The likely cause is because the DC output from cheap boost converters can have lots of ripple at the switching frequency, as well as other potential noise. In other words, although yours says 12 V on the built-in LED voltmeter, that does not mean that its DC output is as smooth as the real DC from a battery, or even from a good-quality mains power adapter.


Ideally, you would use an oscilloscope to view the output voltage from that boost converter, to confirm ripple / noise on the output as the cause, and that's what I was going to suggest - but I guess that if you had an oscilloscope, you would have used it already.
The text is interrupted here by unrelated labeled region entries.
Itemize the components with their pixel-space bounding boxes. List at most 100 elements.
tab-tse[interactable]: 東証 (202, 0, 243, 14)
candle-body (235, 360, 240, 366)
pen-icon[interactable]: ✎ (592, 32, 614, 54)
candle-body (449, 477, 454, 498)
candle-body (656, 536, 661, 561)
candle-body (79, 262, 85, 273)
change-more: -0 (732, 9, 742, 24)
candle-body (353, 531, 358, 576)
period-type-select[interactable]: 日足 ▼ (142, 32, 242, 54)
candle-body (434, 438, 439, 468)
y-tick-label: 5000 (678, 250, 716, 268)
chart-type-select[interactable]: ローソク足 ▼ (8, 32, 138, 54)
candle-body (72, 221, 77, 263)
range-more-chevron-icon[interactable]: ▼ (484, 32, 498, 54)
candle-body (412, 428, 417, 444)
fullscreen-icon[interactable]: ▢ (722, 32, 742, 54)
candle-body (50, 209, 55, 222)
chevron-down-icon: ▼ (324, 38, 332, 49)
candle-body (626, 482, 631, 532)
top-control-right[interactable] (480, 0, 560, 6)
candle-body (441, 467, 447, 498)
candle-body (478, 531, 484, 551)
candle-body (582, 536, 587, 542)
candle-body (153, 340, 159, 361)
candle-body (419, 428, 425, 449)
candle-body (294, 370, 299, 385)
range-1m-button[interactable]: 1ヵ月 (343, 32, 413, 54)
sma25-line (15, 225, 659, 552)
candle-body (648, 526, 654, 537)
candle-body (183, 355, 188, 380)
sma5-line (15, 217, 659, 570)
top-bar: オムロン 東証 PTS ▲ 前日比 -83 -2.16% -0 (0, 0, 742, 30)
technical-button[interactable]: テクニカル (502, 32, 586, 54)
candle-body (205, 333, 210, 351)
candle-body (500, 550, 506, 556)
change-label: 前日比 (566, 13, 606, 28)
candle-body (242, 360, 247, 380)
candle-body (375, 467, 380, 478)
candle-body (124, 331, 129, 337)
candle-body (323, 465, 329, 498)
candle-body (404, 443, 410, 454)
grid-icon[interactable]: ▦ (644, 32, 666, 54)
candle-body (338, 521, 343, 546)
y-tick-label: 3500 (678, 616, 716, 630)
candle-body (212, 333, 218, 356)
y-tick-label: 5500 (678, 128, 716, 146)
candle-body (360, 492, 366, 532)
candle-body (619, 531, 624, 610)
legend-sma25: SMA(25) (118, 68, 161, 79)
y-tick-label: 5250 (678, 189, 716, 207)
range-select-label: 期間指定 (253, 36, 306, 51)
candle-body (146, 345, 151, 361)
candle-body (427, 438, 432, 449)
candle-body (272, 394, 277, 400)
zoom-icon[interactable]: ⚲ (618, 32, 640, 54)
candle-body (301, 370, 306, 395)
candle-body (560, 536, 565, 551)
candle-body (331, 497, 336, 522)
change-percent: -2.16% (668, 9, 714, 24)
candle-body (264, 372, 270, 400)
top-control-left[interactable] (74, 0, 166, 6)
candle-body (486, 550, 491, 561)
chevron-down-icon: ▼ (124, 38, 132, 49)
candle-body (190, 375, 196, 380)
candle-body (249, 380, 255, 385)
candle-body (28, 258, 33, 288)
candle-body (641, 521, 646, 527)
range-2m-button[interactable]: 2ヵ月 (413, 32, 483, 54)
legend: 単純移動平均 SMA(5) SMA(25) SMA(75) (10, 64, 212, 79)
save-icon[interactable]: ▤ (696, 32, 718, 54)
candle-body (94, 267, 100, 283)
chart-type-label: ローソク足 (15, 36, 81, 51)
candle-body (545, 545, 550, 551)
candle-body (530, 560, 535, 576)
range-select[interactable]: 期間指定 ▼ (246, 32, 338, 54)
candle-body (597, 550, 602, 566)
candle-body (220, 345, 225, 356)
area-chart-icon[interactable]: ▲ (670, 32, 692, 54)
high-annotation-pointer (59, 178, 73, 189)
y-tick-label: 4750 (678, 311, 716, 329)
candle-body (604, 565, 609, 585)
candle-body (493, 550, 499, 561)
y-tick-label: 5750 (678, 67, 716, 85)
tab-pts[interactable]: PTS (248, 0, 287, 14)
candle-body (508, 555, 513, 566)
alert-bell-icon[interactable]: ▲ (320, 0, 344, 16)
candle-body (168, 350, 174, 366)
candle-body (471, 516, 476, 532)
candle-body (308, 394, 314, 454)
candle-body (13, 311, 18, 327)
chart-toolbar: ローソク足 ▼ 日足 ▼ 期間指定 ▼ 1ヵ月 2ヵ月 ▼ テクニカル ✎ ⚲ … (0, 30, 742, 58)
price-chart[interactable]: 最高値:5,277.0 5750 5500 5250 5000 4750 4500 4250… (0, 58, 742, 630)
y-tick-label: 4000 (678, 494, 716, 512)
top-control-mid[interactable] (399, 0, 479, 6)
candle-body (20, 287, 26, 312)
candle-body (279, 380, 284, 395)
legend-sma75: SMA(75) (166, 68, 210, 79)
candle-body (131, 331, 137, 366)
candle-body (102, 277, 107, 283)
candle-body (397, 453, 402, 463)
Another way is to test powering your Kinect using only a suitable battery within that input power voltage range of the Kinect mentioned above (e.g. LiPo or lead-acid) - without using a boost converter. If the Kinect then works OK, we can infer the cause of the problem as being the quality of the DC output from your boost converter - and that is what you have done. :-)


Your DC-powered PC (or some other devices) may work OK connected to that boost converter, if they have enough power conditioning on their power inputs to cope with any ripple & noise on the boost converter's output.


Adding extra capacitance or filtering between the output of the boost converter and the power input of your Kinect might allow the Kinect to then work, while using that boost converter. However without an oscilloscope to confirm this hypothesis of the cause, and to help identify what filtering or smoothing is needed, you would be left with trial-and-error about what to try.